Penyakit Positif Positif


a

Negatif 5
b

PCR assay

44

9 Negatif
c

2
d

44

41

47

88

Perhitungan nilai :

Sensitivitas : a/ (a+c) = 95 % Spesifisitas : d/(b+d) = 89 % Akurasi : (a+d)/(a+b+c+d) = 92 % Positive Predictive Value (PPV/NP+) : a/(a+b) = 89% Negative Predictive Value (NPV/NP-) : d/(c+d) = 95% Positive Likelihood Ratio (LR+) : sens/(1-spec) = 8,94 Negative Likelihood Ratio (LR-) : (1-sens)/spec = 0,05 Prevalensi : (a+c)/(a+b+c+d) = 46% Pre-test odds : prevalence/(1-prevalence) = 0,86 Post-test odds : pre-test odds x LR = 7,71 Post-test probability : post-test odds/(post-test odds+1) = 88%

Interpretasi: Positive Likelihood Ratio (LR+) pemeriksaan PCR berdasarkan perhitungan adalah 8,94, Negative LR (LR-) diperoleh 0,05 ; menunjukkan perubahan moderat dari Pre Tes Probabillitas menjadi Post Tes Probabilitas.
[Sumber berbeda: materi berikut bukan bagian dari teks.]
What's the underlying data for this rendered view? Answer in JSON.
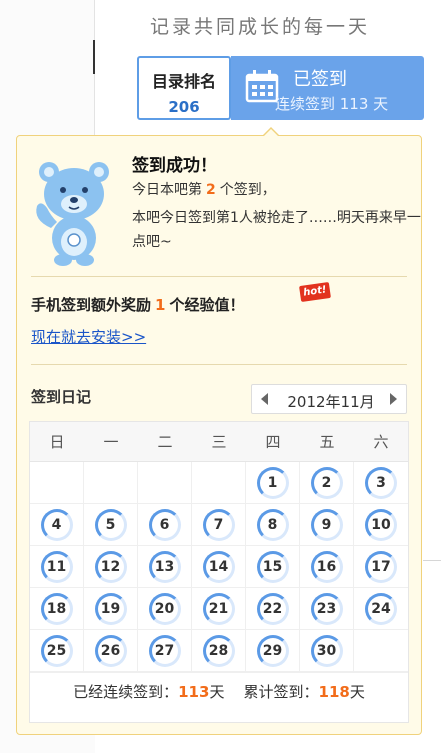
{
  "header": {
    "slogan": "记录共同成长的每一天",
    "rank": {
      "label": "目录排名",
      "value": "206"
    },
    "signed": {
      "title": "已签到",
      "streak_text": "连续签到 113 天"
    }
  },
  "popup": {
    "title": "签到成功！",
    "line1": {
      "prefix": "今日本吧第",
      "count": "2",
      "suffix": "个签到，"
    },
    "line2": "本吧今日签到第1人被抢走了……明天再来早一点吧~",
    "bonus": {
      "prefix": "手机签到额外奖励",
      "count": "1",
      "suffix": "个经验值！",
      "badge": "hot!"
    },
    "install_link": "现在就去安装>>",
    "diary_title": "签到日记",
    "month": "2012年11月",
    "weekdays": [
      "日",
      "一",
      "二",
      "三",
      "四",
      "五",
      "六"
    ],
    "days": [
      "",
      "",
      "",
      "",
      "1",
      "2",
      "3",
      "4",
      "5",
      "6",
      "7",
      "8",
      "9",
      "10",
      "11",
      "12",
      "13",
      "14",
      "15",
      "16",
      "17",
      "18",
      "19",
      "20",
      "21",
      "22",
      "23",
      "24",
      "25",
      "26",
      "27",
      "28",
      "29",
      "30",
      ""
    ],
    "footer": {
      "streak_label": "已经连续签到：",
      "streak_value": "113",
      "streak_unit": "天",
      "total_label": "累计签到：",
      "total_value": "118",
      "total_unit": "天"
    }
  },
  "icons": {
    "calendar": "calendar-icon",
    "mascot": "bear-mascot-icon"
  },
  "colors": {
    "accent_blue": "#6aa3ea",
    "highlight_orange": "#f26c1a",
    "popup_bg": "#fffbe8"
  }
}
Dari pre-test odds, diperoleh Pre Tes Probabilitas 46% (pre-test odds/(pre-test odds+1)). Sehingga perubahan Pre Tes Probabilitas ke Post Tes Probabilitas adalah sebesar 42% (88% - 46%). Disebutkan bahwa tes diagnosis yang menghasilkan perubahan yang besar Pre Tes Probabilitas menjadi Post tes Probabilitas (pre-test to post-test probability) adalah penting.

3.3.1.3 Kemampuan Terapan Hasil Studi yang Valid ini pada Pasien (Applicability)
1. Apakah tes diagnosis tersebut tepat, akurat, dan dapat dipakai dalam konteks kita?

Belum bisa. Penggunaan pemeriksaan PCR dalam konteks klinis di negara kita belum memungkinkan dikarenakan keterbatasan biaya, alat maupun sumber daya manusianya. Dan juga dikarenakan endemisitas TB yang tinggi di negara kita sehingga dengan pemeriksaan BTA sputum sudah mencukupi untuk melakukan diagnosis penyakit TB paru.
2. Apakah Kita dapat secara klinis melihat estimasi pre-test probabilitas pasien kita?

Ya. Prevalensi kasus TB di Negara kita sudah terdata sampai di tingkat kabupaten/kota di seluruh wilayah Indonesia..
3. Apakah hasil post-test probabilitas berpengaruh pada penanganan terhadap pasien kita?

Tidak. Walaupun hasil post-test probabilitas meningkat banyak dibandingkan dengan pre-test probabilitas namun tidak banyak berpengaruh kepada penanganan pasien TB di negara kita oleh karena sampai saat ini penggunaan pemeriksaan PCR belum lazim digunakan dalam konteks klinis untuk diagnosis TB paru di Indonesia.